SUBMISSION INSTRUCTIONS
Verify that you have included your name in the header of the CPU.cpp and Stats.cpp files (and Stats.h if you
have modified it). Submit all of the code necessary to compile your simulator (all of the .cpp and .h files
not just the ones you have modified, and the Makefile) as a compressed tarball with your netID at the
beginning of the filename. You can do this using the following Linux command:
$ tar czvf <your NetID_project3.tgz *.cpp *.h Makefile
Do not submit the executables (*.mips files). Any special instructions or comments to the grader,
including notes about features you know do not work, should be included in a separate text file (not inside
the tarball) named <your_netID_README.txt. The submission on TRACS should contain one or two
files:
lbh31_project3.tgz (using your netID)
lbh31_README.txt (optional but must be a text file)
Failure to follow these instructions will result in point deductions including a zero score if the submission
does not run on zeus. To verify you have packaged everything correctly I have also provided a bash script
called submit_test.
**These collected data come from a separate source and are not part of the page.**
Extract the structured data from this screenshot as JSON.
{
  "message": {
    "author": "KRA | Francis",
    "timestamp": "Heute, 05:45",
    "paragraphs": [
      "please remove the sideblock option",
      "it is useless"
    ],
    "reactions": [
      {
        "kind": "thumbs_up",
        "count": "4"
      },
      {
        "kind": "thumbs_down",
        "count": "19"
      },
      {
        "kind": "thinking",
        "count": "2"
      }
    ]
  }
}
Download this script and follow the directions to confirm your submission will un-tar
and compile properly on zeus. Common mistakes include forgetting the Makefile or using .zip format.
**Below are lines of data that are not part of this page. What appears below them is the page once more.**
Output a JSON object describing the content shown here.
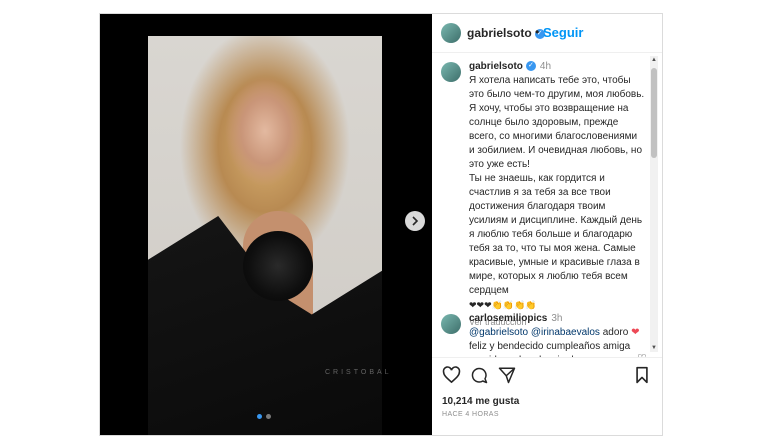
{
  "post": {
    "username": "gabrielsoto",
    "follow_label": "Seguir",
    "dot_separator": "•",
    "watermark": "CRISTOBAL"
  },
  "caption": {
    "username": "gabrielsoto",
    "time": "4h",
    "text": "Я хотела написать тебе это, чтобы это было чем-то другим, моя любовь. Я хочу, чтобы это возвращение на солнце было здоровым, прежде всего, со многими благословениями и зобилием. И очевидная любовь, но это уже есть!\nТы не знаешь, как гордится и счастлив я за тебя за все твои достижения благодаря твоим усилиям и дисциплине. Каждый день я люблю тебя больше и благодарю тебя за то, что ты моя жена. Самые красивые, умные и красивые глаза в мире, которых я люблю тебя всем сердцем",
    "emojis": "❤❤❤👏👏👏👏",
    "translate_label": "Ver traducción"
  },
  "comment": {
    "username": "carlosemiliopics",
    "time": "3h",
    "mention1": "@gabrielsoto",
    "mention2": "@irinabaevalos",
    "text_part1": " adoro ",
    "text_part2": " feliz y bendecido cumpleaños amiga querida....abundancia de"
  },
  "footer": {
    "likes": "10,214 me gusta",
    "ago": "HACE 4 HORAS"
  },
  "colors": {
    "accent": "#0095f6",
    "heart": "#ed4956",
    "muted": "#8e8e8e"
  },
  "icons": [
    "verified-icon",
    "chevron-right-icon",
    "heart-icon",
    "comment-icon",
    "share-icon",
    "bookmark-icon"
  ],
  "carousel": {
    "total": 2,
    "current": 1
  }
}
All project files are to be submitted using TRACS. Please follow the submission instructions here:
https://tracsfacts.its.txstate.edu/user-guides/tutorials-students/coretools/assignments.html
Note that files are only submitted if TRACS indicates a successful submission. Be sure you receive the
verification email to confirm.
You may submit your file(s) as many times as you’d like before the deadline. Only the last submission will
be graded. TRACS will not allow submission after the deadline, so I strongly recommend that you don’t
come down to the final seconds of the assignment window. Late assignments will be assessed a 10 point
penalty until noon following the due date. After that submissions will not be accepted.